Most teams were decidedly amateurish, their previous engineering attempts having been limited to things like elementary school egg drops. "This is like a science project for big kids," said Morgan Oliver-Allen of Team Movember. He was one of the more experienced builders I spoke with; he said he'd built things like half-pipes and skateboard ramps, and "maybe some stuff around the house for Mom." (As for Mom: She "thinks we're crazy," he said.)
There were a few teams whose professionalism struck fear into their competitors, though. I was told in reverent tones about "some guys from Boeing, or something"; it turned out they worked for Northrop Grumman. Their plane looked very professional, I have to say.
The weather Saturday was perfect. Breezy, clear, cool, as good as it gets for November. The press release Red Bull sent out later said they'd counted 116,000 people in attendance. Some were gathered in back parking lots watching everything on big screens, some were right up front, a bunch had rented kayaks and paddled into McCovey Cove, others lolled on giant sailboats.
They watched as one by one planes made out of a lot of PVC pipes careered off the end of the takeoff ramp. Each group of builders paused on the precipice and either ultimately pencil-jumped or backed off and stayed dry. (The judges harshly penalized any teams whose members did not take the plunge.) All of their zany outfits were made even more absurd by the life jackets and Red Bull helmets they were required to wear, making the crews look like kids with turtlenecks and raincoats under and over their Batman costumes on Halloween. The drag queens from Chicago whose gorgeous pilot, Frida Lay, had undergone an absolutely stunning transformation from when I met her the day before, were hardest-hit.

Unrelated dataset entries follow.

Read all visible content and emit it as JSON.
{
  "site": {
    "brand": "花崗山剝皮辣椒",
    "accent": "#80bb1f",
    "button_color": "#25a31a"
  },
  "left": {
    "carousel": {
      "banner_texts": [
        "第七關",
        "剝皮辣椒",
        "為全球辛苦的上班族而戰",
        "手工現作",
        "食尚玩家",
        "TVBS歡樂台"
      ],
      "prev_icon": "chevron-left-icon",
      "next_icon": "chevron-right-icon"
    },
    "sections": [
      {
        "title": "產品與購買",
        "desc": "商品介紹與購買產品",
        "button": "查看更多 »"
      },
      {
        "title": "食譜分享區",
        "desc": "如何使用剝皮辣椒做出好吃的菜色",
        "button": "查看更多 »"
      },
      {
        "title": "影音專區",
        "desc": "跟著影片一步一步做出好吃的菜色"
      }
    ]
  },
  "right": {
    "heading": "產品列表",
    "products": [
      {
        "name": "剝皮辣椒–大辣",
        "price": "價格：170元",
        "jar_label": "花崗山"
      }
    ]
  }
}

The majority of planes just sort of fell over the platform in a heap. The broken parts were then promptly scooped up by boats and dragged over to where a giant crane deposited them on a trash barge. It was oddly fascinating to watch. Flying Fuego went down that way, as did Chacho's Libre, although both were crowd favorites. A few got their wings caught on the runway and were broken before they even got to the end of the cliff. And a small number had what I can charitably describe as "graceful glides" directly into the water. None got close to the Flugtag record of 228 feet, set by a German team. The winning aircraft, by the patriotic guys from Team Movember, was victorious at 54 feet.
The best entrant, though, by far, was our old friend Arc Kelly. The team of digital advertising executives responsible for it wheeled the giant head up the ramp. Holding cardboard clouds and yellow streamers above their heads, they danced to "Ignition." I'd been told that the streamers were representative of "R. Kelly being no.1," wink-wink, nudge-nudge, but up there they looked more tasteful, as if they represented lightning, or sunshine.
The song blaring over the loudspeakers changed from "Ignition" to "I Believe I Can Fly." Arc Kelly began rolling down the runway, gaining speed. There was legitimate slo-mo excitement in the air for the beautiful prospect that this parade float on wings would catch a current and soar upwards, if even for a moment. We all believed. When the rigging hit the end, Arc Kelly took a swan dive into McCovey Cove, landing upside down and backward but still intact. It had still all been worth it. High above it, the team members looked down, laughing. One by one each shrugged, then jumped off the giant dock.